May’s Brexit plan could hit rights of Britons abroad, campaigners tell EU
Theresa May’s proposal to protect the rights of EU citizens after Brexit is so poor, it will badly damage the rights of Britons living in Europe, campaign groups have told the European commission.
In an official response to the EU Brexit negotiating team, British in Europe and the3million have said that if May’s proposal is adopted it would represent a “severe reduction of the current rights” enjoyed by Britons in Europe.
Last week they expressed fears that Britons would be the “sacrifical lambs” in the Conservatives’ mission to reduce immigration.
The groups say May’s offer looks to curtail citizens’ rights to pensions and to move around the EU to work.
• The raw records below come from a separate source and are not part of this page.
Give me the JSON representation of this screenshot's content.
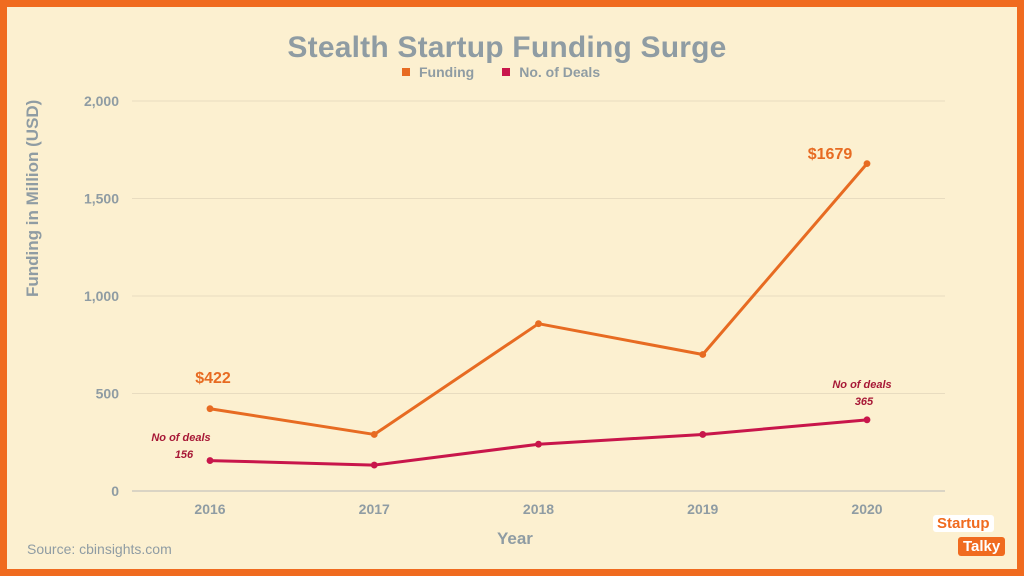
{
  "chart_data": {
    "type": "line",
    "title": "Stealth Startup Funding Surge",
    "xlabel": "Year",
    "ylabel": "Funding in Million (USD)",
    "categories": [
      "2016",
      "2017",
      "2018",
      "2019",
      "2020"
    ],
    "series": [
      {
        "name": "Funding",
        "values": [
          422,
          290,
          858,
          700,
          1679
        ],
        "color": "#e76b22"
      },
      {
        "name": "No. of Deals",
        "values": [
          156,
          133,
          240,
          290,
          365
        ],
        "color": "#c8164b"
      }
    ],
    "ylim": [
      0,
      2000
    ],
    "yticks": [
      0,
      500,
      1000,
      1500,
      2000
    ],
    "ytick_labels": [
      "0",
      "500",
      "1,000",
      "1,500",
      "2,000"
    ],
    "annotations": {
      "funding_2016": "$422",
      "funding_2020": "$1679",
      "deals_2016_line1": "No of deals",
      "deals_2016_line2": "156",
      "deals_2020_line1": "No of deals",
      "deals_2020_line2": "365"
    },
    "grid": true
  },
  "legend": {
    "funding_label": "Funding",
    "deals_label": "No. of Deals",
    "funding_color": "#e76b22",
    "deals_color": "#c8164b"
  },
  "footer": {
    "source": "Source: cbinsights.com"
  },
  "logo": {
    "top": "Startup",
    "bottom": "Talky"
  }
}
They say that, if adopted, the UK proposal could also prevent them from returning to Britain for work or retirement with their EU spouses or to have an elderly parent move in with them in Europe.
British in Europe, which represents 11 grassroots campaign groups in France, Germany, Spain and elsewhere in the block, met Michel Barnier’s article 50 task force last Thursday to express its disappointment and anger over May’s proposal.
It says last year’s referendum said nothing about removing the rights of EU citizens currently in the country or Britons settled in Europe, yet May’s proposal would do just that.
“The choice made in the referendum was about our arrangements going forward, not about unravelling previous commitments,” says the 15-page joint response to the UK’s proposal.
The EU scheme, delivered to Downing Street on 12 June, would extend European laws for all EU citizens post-Brexit, allowing them to continue to live, work and move around the bloc without hindrance for life.
“It is therefore surprising that, instead of taking the framework that exists under EU law as regards the rights of EU citizens in the UK and proposing to incorporate it into UK law as part of the great repeal bill, the UK proposal in fact sets out to unravel previous commitments and replace them with a UK law-based immigration status,” the response paper says.
“It is very difficult to understand how the UK envisages the application of the principle of reciprocity in this case,” says the paper. “Given the mismatch between an EU law proposal to guarantee almost all the rights of both groups and a UK proposal primarily addressing the immigration status post-Brexit of EU citizens in the UK, simply referring to reciprocity does not remedy this omission.”
The main plank of May’s offer is to allow EU citizens who have been in the country for five years to exchange the rights they have under EU law for new rights under UK immigration law.